Whether it’s progress measures at KS2 or making sure you have a solid understanding of student ability when they join your secondary school, a school-led baseline assessment is a reliable way of having stability and ownership over your progress measures.

For primary schools that want to supplement their KS2 SATs data, Cambridge Primary Insight offers an objective, adaptive baseline assessment that provides insight into a student’s ability and cross-curricular knowledge, skills and understanding. It can be used alongside data from KS2 SATs to provide a holistic picture of student progress.

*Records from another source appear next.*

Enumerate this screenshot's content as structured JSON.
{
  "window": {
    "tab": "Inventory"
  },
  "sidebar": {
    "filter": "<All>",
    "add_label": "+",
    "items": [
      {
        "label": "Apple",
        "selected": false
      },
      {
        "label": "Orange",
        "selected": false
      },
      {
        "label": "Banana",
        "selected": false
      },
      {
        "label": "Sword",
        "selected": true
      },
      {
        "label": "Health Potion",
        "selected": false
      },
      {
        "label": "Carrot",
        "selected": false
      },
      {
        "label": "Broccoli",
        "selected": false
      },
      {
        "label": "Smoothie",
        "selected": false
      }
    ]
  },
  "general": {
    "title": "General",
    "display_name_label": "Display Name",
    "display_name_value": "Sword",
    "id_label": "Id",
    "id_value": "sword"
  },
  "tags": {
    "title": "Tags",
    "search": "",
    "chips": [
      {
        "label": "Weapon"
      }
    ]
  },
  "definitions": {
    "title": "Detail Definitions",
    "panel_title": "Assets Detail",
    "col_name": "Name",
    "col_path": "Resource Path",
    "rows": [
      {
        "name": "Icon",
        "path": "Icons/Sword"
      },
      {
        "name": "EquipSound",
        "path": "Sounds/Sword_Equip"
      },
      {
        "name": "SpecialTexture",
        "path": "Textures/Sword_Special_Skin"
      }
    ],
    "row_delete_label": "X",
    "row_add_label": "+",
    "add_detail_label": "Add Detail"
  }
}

For secondary schools looking to take control of their Year 7 baseline assessment data, MidYIS, our lower secondary assessment for students aged 11-14, provides an opportunity to measure ability and academic potential at the start of a student’s secondary school journey. This means that by the time a student is taking their GCSEs, your school already has a solid understanding of that student’s ability and how they’ve progressed over the last three years, regardless of whether there’s any pre-existing progress data from their time at primary school.

There’s no true failsafe way to measure student progress over time, but the more ownership and diversity of assessment your school has, the more resilient it will be. The best way to ensure that your school has an effectiveness measure that is objective and independent is to own it.